# Chicken and Dumplings



## lindatooo (May 8, 2004)

1 whole fryer cut into pieces - save the giblets for another use.
3 T oil
1 C chopped onions
1/2 C chopped carrots 
1/2 C chopped celery
1  - 2 C Chicken Broth
1/4 C white wine
Fresh herbs of choice  - Sweet Basil or Rosemary or Thyme (couple of sprigs max)  - optional

1 C flour
1/2 t salt
1/8 t pepper

Additional flour for thickening or Wondra

Dumpling recipe

Heat oil in Dutch Oven or large deep pot with a tight fitting dome shaped lid.  
Dredge chicken pieces - all of them - in flour and brown on both sides.  

Remove chicken, drain off most of the fat and deglaze the pan with the wine.

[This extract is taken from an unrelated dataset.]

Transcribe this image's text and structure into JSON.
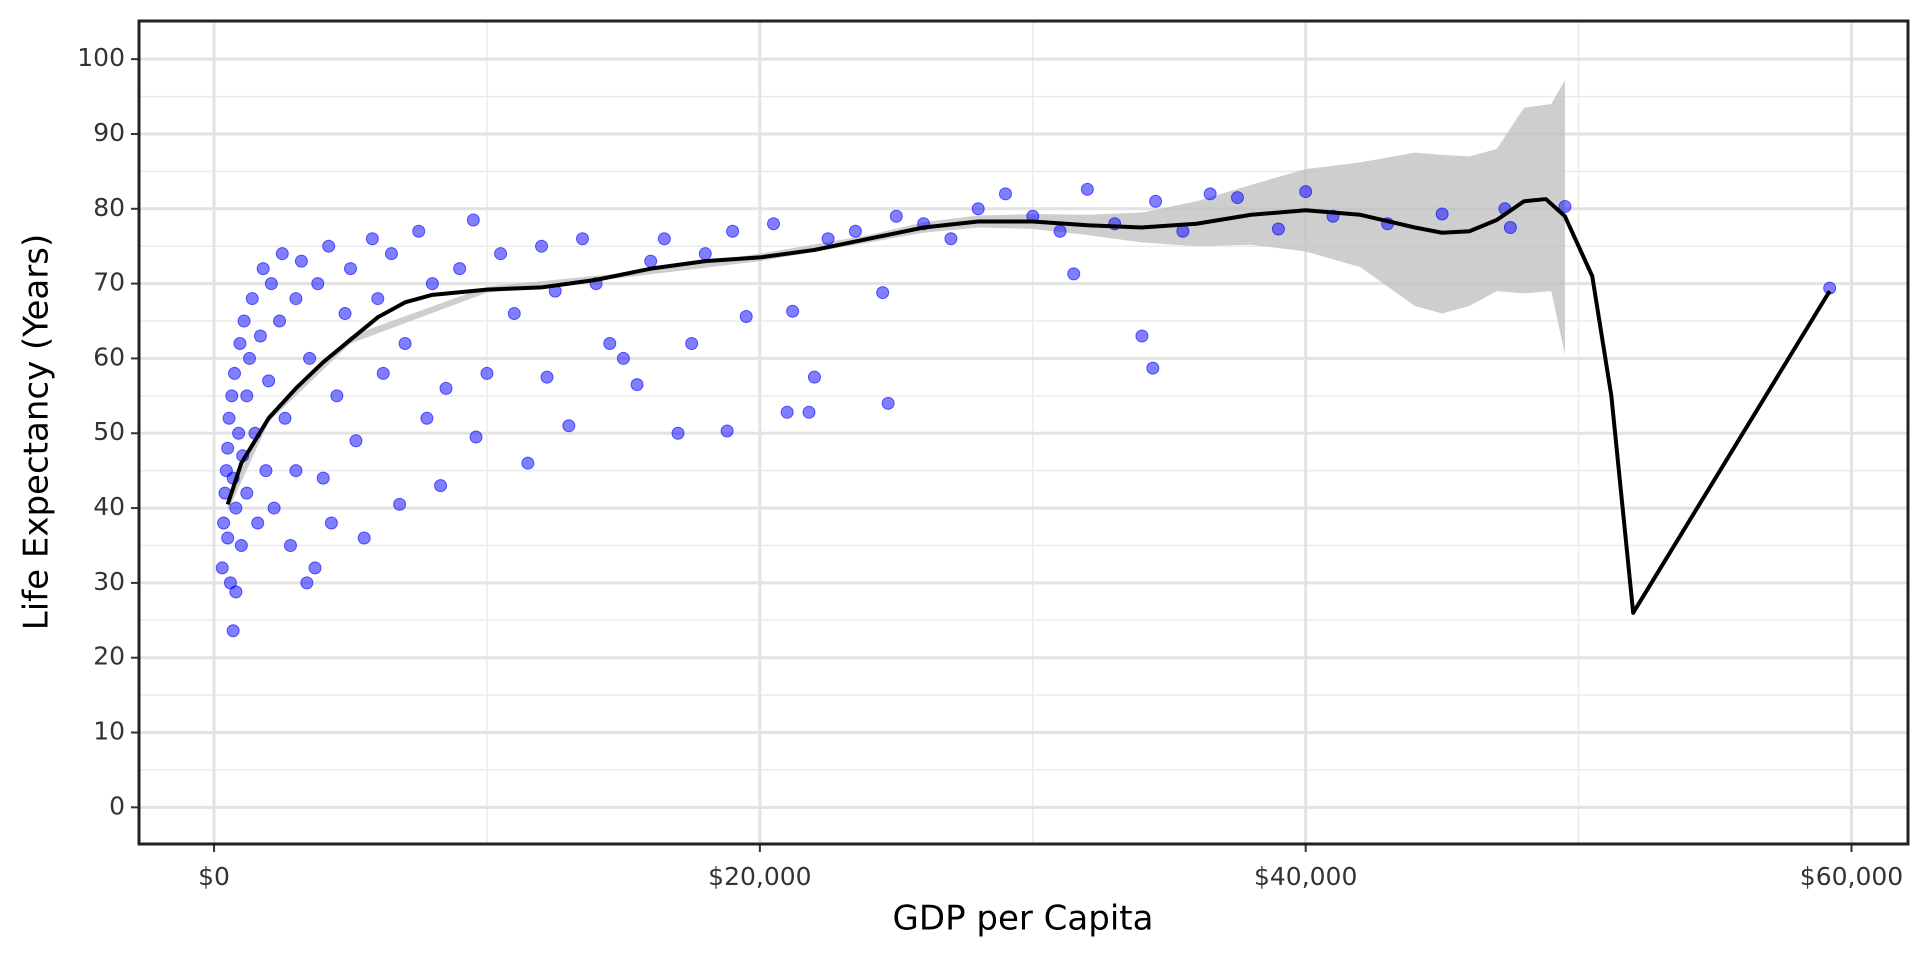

Return the chicken to the pot building a platform for the dumplings.  That's why you want the backs - they make a great bridge and protect some of the more vulnerable  and less bony pieces.  So you put the backs on the bottom - rib sides down...breasts rib side down...etc.  Smaller pieces on top.

Add the vegetables, herbs  and the broth; cover and simmer about 45 minutes or until chicken is tender.  

The chicken should not be covered with liquid but only about 1/2 way.  Add more broth as needed.

DUMPLINGS

1 1/2 C flour
2 t Baking Powder
3/4 t salt
3 T shortening ( I like the butter flavored stuff for this)
3/4 C milk

Combine dry ingredients; cut in shortening and then stir in the milk.  The batter should be very very thick.  Do not do this too early.  

When chicken is tender drop the dumpling batter by spoonful
*onto* the chicken pieces.  

Cook for 10 minutes uncovered.  Cover tightly and cook for 10 minutes.

Remove dumplings and chicken to warm platter and keep in a warming drawer or otherwise warm place while you thicken the gravy with flour or Wondra or even better - make a nice roux and add it to the liquid! Correct seasonings and watch your family go nuts!


When my son was at home I would make 1 1/2 times the recipe...one of his favorites


----------